The architects and perpetrators of the Holocaust that most people are familiar with are male, but female Nazi party members played a major role in running the concentration camps too. Though the vast majority of them managed to slip back into obscurity by virtue of their sex, the most visible ones like Mandl garnered a perhaps outsized amount of attention for the same reasons.
And Mandl is certainly an interesting case study. This book is the result of literal decades of research and interviews on the part of the author, who spoke to among others friends and neighbors of Mandl, as well as the concentration camp prisoners who suffered under her administration. In painstaking detail she recounts all the ways in which Mandl was complicit, but she presents a nuanced, often conflicting portrait of her without flinching too.
How can one reconcile the side of the personality that led a child she’d made a pet by hand to the gas chamber with the side that loved music and granted special privileges to the members of all-prisoner women’s orchestra; who brutally beat prisoners for the slightest infractions but also spared the lives of at least a couple of them?
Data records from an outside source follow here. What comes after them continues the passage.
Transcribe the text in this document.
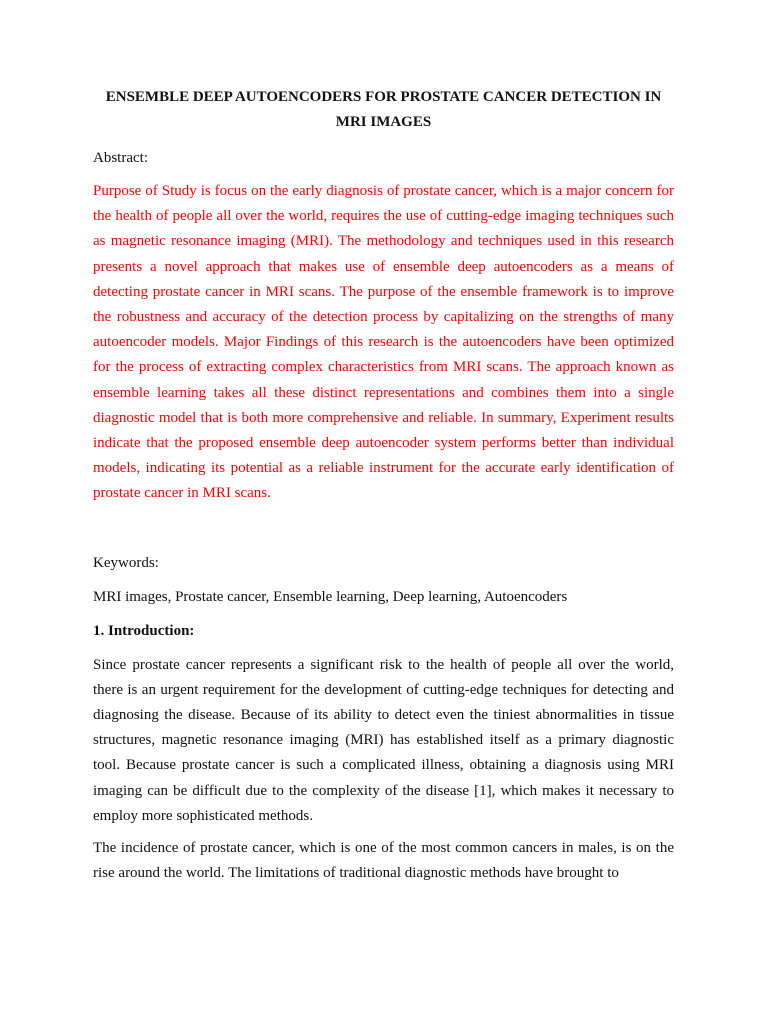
ENSEMBLE DEEP AUTOENCODERS FOR PROSTATE CANCER DETECTION IN MRI IMAGES

Abstract:

Purpose of Study is focus on the early diagnosis of prostate cancer, which is a major concern for the health of people all over the world, requires the use of cutting-edge imaging techniques such as magnetic resonance imaging (MRI). The methodology and techniques used in this research presents a novel approach that makes use of ensemble deep autoencoders as a means of detecting prostate cancer in MRI scans. The purpose of the ensemble framework is to improve the robustness and accuracy of the detection process by capitalizing on the strengths of many autoencoder models. Major Findings of this research is the autoencoders have been optimized for the process of extracting complex characteristics from MRI scans. The approach known as ensemble learning takes all these distinct representations and combines them into a single diagnostic model that is both more comprehensive and reliable. In summary, Experiment results indicate that the proposed ensemble deep autoencoder system performs better than individual models, indicating its potential as a reliable instrument for the accurate early identification of prostate cancer in MRI scans.

Keywords:

MRI images, Prostate cancer, Ensemble learning, Deep learning, Autoencoders

1. Introduction:

Since prostate cancer represents a significant risk to the health of people all over the world, there is an urgent requirement for the development of cutting-edge techniques for detecting and diagnosing the disease. Because of its ability to detect even the tiniest abnormalities in tissue structures, magnetic resonance imaging (MRI) has established itself as a primary diagnostic tool. Because prostate cancer is such a complicated illness, obtaining a diagnosis using MRI imaging can be difficult due to the complexity of the disease [1], which makes it necessary to employ more sophisticated methods.

The incidence of prostate cancer, which is one of the most common cancers in males, is on the rise around the world. The limitations of traditional diagnostic methods have brought to
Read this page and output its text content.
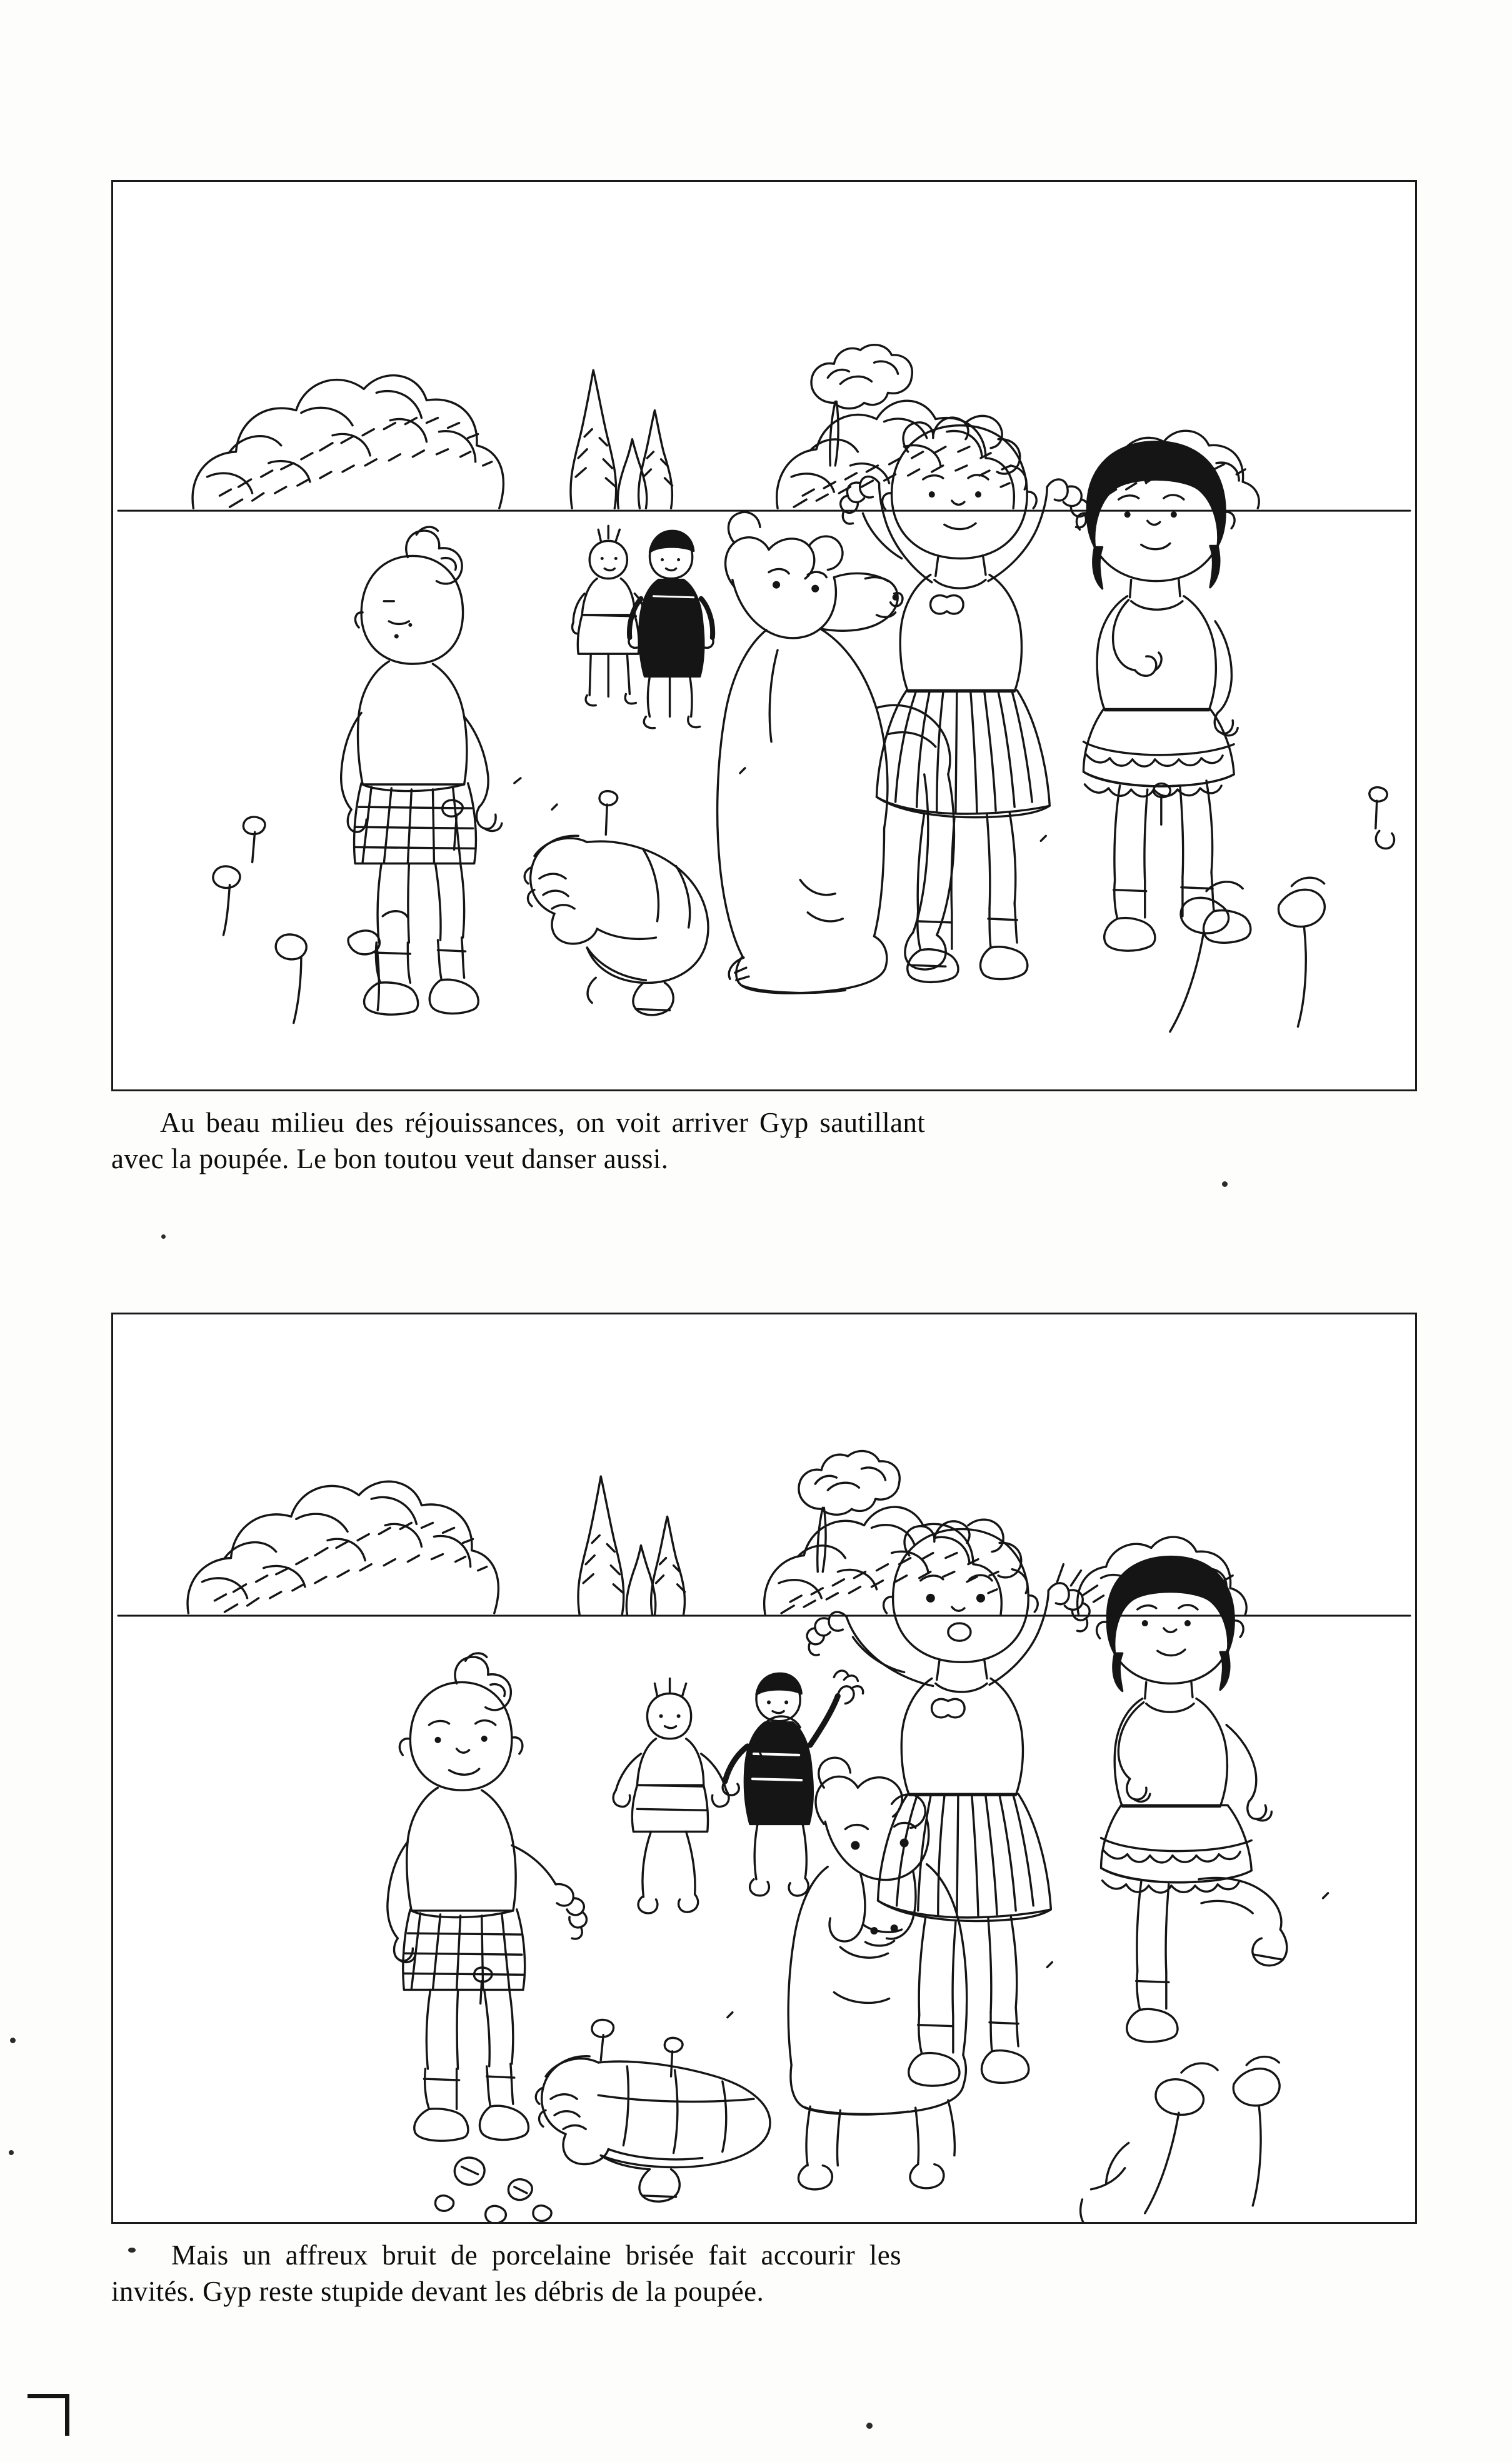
Au beau milieu des réjouissances, on voit arriver Gyp sautillant
avec la poupée. Le bon toutou veut danser aussi.
Mais un affreux bruit de porcelaine brisée fait accourir les
invités. Gyp reste stupide devant les débris de la poupée.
Consider her staid background and her upbringing in a family which did not approve of her fervent Nazism, and things become even more convoluted.
I wish we got a better understanding of why Mandl flipped so suddenly and earnestly into brutal behavior as soon as she began working at Ravensbrück, but I suppose some things can’t be explained by anyone but her. I did find the pacing of the book a little choppy with many short chapters though, and wished the writing had flowed a bit better.
Disclaimer: I received an ARC of this book from NetGalley. This is my honest and voluntary review.